There are several things to note about the output. First, there is a tendency for the coefficients to switch signs from one lag to the next. Second, the standard errors will (almost always) be fairly flat in the middle lags (from lag 2 to lag 7) with considerably lower values for the end lags (1 and 8 in this case). Both of these come about because of high correlation between adjacent lags of a persistent data series (such as this). Almost any single lag can be removed from the regression with relatively little effect on the fit (only two of the eight are individually significant at the 5% level) because its neighboring lags can do a reasonable job of proxying for it. Because the middle lags have two neighbors, while the end lags have just one, the middle lags aren't as well-determined, hence the higher standard errors. The sign changes are due to the fact that if the regressors themselves are positively correlated, their coefficients are negatively correlated: move one up and the next one down by the same amount and almost nothing happens to the fit of the regression. The main takeaway is that the individual coefficients in a model like this aren't structural, that is, they do not have any meaning outside of their place in the overall model. Some combinations of the coefficients can be structural (for instance, the sum would form the basis for a unit root test), but not the single coefficients.

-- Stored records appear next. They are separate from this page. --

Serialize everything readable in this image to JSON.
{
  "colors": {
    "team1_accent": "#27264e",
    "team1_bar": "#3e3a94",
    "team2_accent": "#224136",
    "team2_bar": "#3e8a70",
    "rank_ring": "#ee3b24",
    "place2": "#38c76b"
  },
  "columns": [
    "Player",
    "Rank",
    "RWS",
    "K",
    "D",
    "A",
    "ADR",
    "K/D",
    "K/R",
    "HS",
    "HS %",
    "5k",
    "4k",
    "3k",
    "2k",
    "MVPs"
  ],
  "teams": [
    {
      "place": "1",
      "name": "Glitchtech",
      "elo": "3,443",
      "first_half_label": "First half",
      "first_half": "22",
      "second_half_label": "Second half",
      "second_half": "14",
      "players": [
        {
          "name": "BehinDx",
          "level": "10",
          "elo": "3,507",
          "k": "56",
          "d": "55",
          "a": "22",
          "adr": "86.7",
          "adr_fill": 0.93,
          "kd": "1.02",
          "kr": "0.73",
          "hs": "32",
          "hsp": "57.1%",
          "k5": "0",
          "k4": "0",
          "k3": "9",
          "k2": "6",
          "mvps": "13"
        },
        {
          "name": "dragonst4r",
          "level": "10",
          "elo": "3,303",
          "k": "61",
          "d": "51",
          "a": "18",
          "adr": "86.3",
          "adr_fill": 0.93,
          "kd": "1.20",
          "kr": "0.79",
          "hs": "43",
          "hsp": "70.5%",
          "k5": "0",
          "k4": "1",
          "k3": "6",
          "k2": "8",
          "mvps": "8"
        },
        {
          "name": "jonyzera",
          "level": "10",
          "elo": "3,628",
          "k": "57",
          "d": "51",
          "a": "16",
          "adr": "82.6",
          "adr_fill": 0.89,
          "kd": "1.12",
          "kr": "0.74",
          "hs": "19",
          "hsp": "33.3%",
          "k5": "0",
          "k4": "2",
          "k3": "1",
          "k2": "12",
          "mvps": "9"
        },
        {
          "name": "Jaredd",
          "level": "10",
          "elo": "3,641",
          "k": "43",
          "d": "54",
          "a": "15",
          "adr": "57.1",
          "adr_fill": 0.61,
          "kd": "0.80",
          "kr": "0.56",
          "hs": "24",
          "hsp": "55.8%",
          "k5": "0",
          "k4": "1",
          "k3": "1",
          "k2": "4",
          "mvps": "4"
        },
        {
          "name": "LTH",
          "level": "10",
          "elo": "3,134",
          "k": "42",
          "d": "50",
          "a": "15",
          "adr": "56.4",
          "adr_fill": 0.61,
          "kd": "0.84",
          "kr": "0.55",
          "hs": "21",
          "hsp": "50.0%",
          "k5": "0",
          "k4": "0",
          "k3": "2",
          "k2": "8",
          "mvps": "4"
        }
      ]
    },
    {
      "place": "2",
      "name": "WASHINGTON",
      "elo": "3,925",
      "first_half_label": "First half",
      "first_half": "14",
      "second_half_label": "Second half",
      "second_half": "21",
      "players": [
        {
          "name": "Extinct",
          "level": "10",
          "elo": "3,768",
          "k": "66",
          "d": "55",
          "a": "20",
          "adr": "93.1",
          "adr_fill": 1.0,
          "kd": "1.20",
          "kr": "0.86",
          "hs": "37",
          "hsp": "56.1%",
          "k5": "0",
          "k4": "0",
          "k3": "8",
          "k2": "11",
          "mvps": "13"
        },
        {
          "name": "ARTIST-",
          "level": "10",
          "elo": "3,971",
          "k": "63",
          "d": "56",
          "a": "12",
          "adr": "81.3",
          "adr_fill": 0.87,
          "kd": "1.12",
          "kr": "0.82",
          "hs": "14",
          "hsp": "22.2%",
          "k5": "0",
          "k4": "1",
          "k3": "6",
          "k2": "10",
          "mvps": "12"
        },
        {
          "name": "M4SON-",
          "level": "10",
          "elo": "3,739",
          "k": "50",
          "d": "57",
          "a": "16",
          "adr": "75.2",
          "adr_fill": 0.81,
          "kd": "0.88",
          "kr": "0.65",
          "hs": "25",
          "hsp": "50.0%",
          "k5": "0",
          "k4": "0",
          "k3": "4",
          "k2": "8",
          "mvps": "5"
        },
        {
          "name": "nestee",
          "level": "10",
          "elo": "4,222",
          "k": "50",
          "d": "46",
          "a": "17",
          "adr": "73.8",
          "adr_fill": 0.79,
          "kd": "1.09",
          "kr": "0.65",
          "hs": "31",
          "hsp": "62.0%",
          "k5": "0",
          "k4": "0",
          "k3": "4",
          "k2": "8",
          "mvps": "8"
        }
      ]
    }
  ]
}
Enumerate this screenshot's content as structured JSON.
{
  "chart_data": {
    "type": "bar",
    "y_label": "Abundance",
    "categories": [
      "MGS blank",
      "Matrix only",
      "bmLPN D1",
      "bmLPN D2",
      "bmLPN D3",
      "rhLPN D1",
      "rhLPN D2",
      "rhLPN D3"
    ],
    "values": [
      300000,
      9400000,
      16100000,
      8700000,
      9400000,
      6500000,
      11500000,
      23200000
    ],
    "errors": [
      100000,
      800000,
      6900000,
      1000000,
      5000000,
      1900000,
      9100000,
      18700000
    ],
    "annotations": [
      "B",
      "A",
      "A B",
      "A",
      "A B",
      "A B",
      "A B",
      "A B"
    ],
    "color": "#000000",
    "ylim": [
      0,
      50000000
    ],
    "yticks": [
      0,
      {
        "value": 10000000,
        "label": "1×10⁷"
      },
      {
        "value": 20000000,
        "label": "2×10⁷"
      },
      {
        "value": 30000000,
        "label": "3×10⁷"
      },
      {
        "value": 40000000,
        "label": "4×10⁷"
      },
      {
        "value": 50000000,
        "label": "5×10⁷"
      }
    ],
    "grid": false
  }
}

One other thing to note (along the same lines): the individual t-statistics don't tell you much about how blocks of lags behave. For instance, the t's for lags 5, 6, 7 and 8 have three which are quite insignificant and one which is marginally significant (at .05). However, if we test an exclusion of all four together:

exclude

# fm1{5 to 8}

Null Hypothesis : The Following Coefficients Are Zero

FM1 Lag(s) 5 to 8

F(4,551)= 5.77397 with Significance Level 0.00014765

The result is very highly significant, which would come as a surprise from just looking at the individual coefficient information.